The result is no vision of where the market is going, too much focus on the next set of tactical features, and a poor or non-existent rollout effort that buries the product managers further in the weeds to support sales, marketing and client services. You can feel the wheels of progress slowing with each major release.
The 3-Step Fix
- Create a product line manager or portfolio manager position responsible for the direction of your portfolio. This will allow more focus on emerging market trends and product plans that balance existing customer needs with new and more strategic growth-minded solutions. Think of the product line/portfolio manager as the market expert responsible for determining “what” target customers are trying to accomplish (business goals) and “why” those goals are important to their success, and the market opportunity for each proposed solution.
- Complement the product line/portfolio manager with three business analysts/product owners who are the product and user process experts responsible for defining “how” product requirements should work to make users quantifiably better at their job. This role is vital to product usability and requires detailed knowledge of how users will interact with the products. It’s also vital to knowledge transfer and internal training of customer service and support personnel so they can be self-sufficient and focus on making customers successful.

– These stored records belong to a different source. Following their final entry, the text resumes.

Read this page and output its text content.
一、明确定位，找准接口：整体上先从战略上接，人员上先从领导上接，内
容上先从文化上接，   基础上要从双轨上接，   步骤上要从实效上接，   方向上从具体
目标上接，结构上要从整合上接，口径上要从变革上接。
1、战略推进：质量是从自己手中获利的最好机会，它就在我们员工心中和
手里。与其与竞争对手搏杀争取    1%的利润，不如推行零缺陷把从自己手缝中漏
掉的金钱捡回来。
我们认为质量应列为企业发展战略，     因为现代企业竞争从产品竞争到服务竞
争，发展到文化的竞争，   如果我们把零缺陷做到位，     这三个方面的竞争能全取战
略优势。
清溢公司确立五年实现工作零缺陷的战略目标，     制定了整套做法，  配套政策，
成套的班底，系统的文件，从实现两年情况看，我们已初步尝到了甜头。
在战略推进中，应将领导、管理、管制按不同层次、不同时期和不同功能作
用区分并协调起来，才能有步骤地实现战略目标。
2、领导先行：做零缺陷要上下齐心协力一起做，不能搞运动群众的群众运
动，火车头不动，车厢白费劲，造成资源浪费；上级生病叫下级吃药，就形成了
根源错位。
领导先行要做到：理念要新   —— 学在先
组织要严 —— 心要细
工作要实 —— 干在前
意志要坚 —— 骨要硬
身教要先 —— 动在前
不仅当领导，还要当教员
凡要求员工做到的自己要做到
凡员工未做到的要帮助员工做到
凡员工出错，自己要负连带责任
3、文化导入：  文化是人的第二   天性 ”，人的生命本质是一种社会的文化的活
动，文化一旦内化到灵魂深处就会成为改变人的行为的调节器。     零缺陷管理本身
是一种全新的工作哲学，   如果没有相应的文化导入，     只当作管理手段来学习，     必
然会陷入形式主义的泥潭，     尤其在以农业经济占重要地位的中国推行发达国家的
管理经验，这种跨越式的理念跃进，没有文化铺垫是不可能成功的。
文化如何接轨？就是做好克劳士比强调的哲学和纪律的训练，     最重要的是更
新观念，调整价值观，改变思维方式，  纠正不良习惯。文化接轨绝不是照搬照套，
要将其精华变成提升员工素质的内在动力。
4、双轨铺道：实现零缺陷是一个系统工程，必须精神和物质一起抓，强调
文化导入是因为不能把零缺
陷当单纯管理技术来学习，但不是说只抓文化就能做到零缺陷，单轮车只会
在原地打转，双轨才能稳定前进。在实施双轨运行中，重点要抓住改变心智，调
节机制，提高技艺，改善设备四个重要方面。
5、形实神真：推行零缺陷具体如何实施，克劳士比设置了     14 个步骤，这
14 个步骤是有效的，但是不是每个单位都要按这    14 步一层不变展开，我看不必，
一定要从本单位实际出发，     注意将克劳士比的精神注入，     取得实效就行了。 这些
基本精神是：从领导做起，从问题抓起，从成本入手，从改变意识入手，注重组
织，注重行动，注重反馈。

- Complement the product line/portfolio manager and business analysts/product owners with a product marketing manager responsible for messaging business value to each market segment and making sure the sales force can talk the talk. The #1 priority of product marketing is to make sure the sales force is proficient at selling the strategic value of existing solutions to maximize short-term revenue.
If everything works according to plan you’ll have higher-value solutions, happier customers, marketing messages that speak to the agendas of buyers, and a sales and services team that can succeed with existing solutions.
More revenue, customer references and a fat sales pipeline make for a fun business.